|Is that Natty Bumppo?|
Bruce did not feel this way at all. He believes that Pathfinder is an objectively superior game and thinks that I am a fool and a Luddite for not adopting it. Indeed, he'd been anticipating this gathering as the perfect opportunity to indoctrinate me into the 21st century, fully convinced that I'd instantly see the light.
My brother--who played D&D somewhat more than I did during the 90s and 00s and is thus somewhat familiar with later editions of the game--at first professed indifference on the matter but, as usual, once Bruce and I started arguing he came in on my side; fraternal solidarity can be a wonderful thing. Bruce's Pathfinder books got shouted out of the room. Besides, we'd already wasted too much of our limited gaming time arguing about which edition to use, did we really want to spend even more time learning/teaching a new version of the game? Right? Shut up Bruce.
Anyway, as winner of this skirmish in the edition war, I got to be DM, and I'd brought my revised T1 along as fodder. We did make a concession in the character generation dept., allowing Bruce to slap together some sort of trans-editional amalgamation I referred to as a ranger-ninja-pederast. Basically he was an AD&D ranger with a few thief abilities--pretty similar to how I run rangers in my game--and some other weird-ass crap that migh have been feats or something; whatever they were, they were forgotten by all once the game started.

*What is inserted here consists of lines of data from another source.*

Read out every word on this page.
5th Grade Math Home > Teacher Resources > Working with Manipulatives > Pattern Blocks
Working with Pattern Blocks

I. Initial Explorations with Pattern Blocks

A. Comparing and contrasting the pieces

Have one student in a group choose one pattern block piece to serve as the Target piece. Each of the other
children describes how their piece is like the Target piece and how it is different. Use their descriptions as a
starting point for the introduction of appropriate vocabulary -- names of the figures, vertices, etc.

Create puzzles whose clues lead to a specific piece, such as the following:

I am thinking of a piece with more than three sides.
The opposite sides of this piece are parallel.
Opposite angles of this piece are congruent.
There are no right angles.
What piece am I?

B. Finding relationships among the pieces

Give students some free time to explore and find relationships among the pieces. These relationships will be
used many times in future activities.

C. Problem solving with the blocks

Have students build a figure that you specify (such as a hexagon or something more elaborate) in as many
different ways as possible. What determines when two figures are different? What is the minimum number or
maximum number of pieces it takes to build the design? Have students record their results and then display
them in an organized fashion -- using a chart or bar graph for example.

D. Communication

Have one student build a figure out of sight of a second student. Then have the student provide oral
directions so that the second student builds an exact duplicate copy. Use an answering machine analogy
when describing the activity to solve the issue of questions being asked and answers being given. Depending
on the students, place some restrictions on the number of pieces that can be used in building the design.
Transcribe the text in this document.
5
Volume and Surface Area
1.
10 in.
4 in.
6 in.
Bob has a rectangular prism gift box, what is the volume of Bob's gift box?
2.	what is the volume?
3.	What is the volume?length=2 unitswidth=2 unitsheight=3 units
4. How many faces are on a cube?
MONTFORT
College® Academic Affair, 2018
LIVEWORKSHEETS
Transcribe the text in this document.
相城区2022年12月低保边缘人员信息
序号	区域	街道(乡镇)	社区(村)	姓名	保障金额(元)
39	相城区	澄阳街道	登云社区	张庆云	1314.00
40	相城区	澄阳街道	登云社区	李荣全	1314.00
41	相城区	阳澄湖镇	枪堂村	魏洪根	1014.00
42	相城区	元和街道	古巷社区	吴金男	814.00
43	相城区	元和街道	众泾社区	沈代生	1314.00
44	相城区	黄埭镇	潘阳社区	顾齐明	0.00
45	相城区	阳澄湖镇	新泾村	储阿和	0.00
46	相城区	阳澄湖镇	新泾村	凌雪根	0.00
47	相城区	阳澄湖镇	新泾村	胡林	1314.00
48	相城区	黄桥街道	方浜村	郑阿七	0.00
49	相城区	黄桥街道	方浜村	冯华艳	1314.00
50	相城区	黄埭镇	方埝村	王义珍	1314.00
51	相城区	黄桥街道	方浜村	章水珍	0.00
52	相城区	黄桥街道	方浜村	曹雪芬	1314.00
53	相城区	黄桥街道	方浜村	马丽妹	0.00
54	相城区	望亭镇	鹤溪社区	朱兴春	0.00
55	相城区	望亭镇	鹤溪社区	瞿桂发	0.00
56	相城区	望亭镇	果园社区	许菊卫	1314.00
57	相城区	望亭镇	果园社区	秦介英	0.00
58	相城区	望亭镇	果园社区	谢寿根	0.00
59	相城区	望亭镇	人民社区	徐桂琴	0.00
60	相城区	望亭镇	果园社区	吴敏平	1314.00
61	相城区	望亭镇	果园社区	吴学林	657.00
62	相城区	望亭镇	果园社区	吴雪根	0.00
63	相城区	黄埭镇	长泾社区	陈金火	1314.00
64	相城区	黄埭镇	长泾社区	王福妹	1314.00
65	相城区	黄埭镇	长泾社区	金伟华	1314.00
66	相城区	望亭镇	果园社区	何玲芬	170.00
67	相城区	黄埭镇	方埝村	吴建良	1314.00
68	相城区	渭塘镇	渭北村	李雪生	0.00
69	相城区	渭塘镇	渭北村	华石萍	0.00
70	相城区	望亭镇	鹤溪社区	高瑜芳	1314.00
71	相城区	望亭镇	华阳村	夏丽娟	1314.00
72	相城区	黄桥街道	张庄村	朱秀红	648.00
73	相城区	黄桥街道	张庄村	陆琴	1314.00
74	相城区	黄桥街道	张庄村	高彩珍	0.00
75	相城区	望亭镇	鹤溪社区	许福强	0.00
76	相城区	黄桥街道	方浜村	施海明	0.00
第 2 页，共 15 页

The argument left a pall of tension in the room that didn't disperse for the first half hour or so, which made the trip through the streets of Hommlet a pretty curt affair compared to the Bacchanalia of mayhem that we all loved so much back in the day. Actually, Bruce didn't have a good time back then either; it was his paladin that bought it in the rumble with Elmo.
This sort of tension is an aspect of the old game that I had forgotten all about. But when you play with family--and Bruce is nearly as close to family as my own brother--you have no qualms about arguing full-throttle over stupid shit, which inevitably leads to some acrimony. When I play with my chums back in Seattle, things are pretty light and no one gives a crap about things like rules or characters getting killed or rolling the appropriate dice so, though insults are extremely common, arguments are nonexistent.
Bruce and my brother do not share my obsession with T1 and thus hadn't seen it since that fateful day in 1982--nearly 30 years to the day--when we wreaked havoc on the V. of H. Like me, they remembered little of the action in the moathouse except the frog incident, though we couldn't agree on how many or which characters were eaten. I still think two dudes got the bight, but they both agreed that it was only the gnome. I'm willing to concede that only one dude got chomped by the frogs since I really can't remember who the 2nd dude might have been, but I'm absolutely certain that the gnome was still alive when we fought the puncture-resistant zombies. They insist it was the halfling who was still alive, but I think their memory has been colored by the buff little dude on the cover of the module.
With only a few hours to play and a lot of side chatter about things like life and family, we didn't get very far. I'd love to say it was a blast, but the curfuffle about Pathfinder really did put a bit of a damper on the evening, to the extent that I almost regret not submitting myself to the indoctrination. Almost.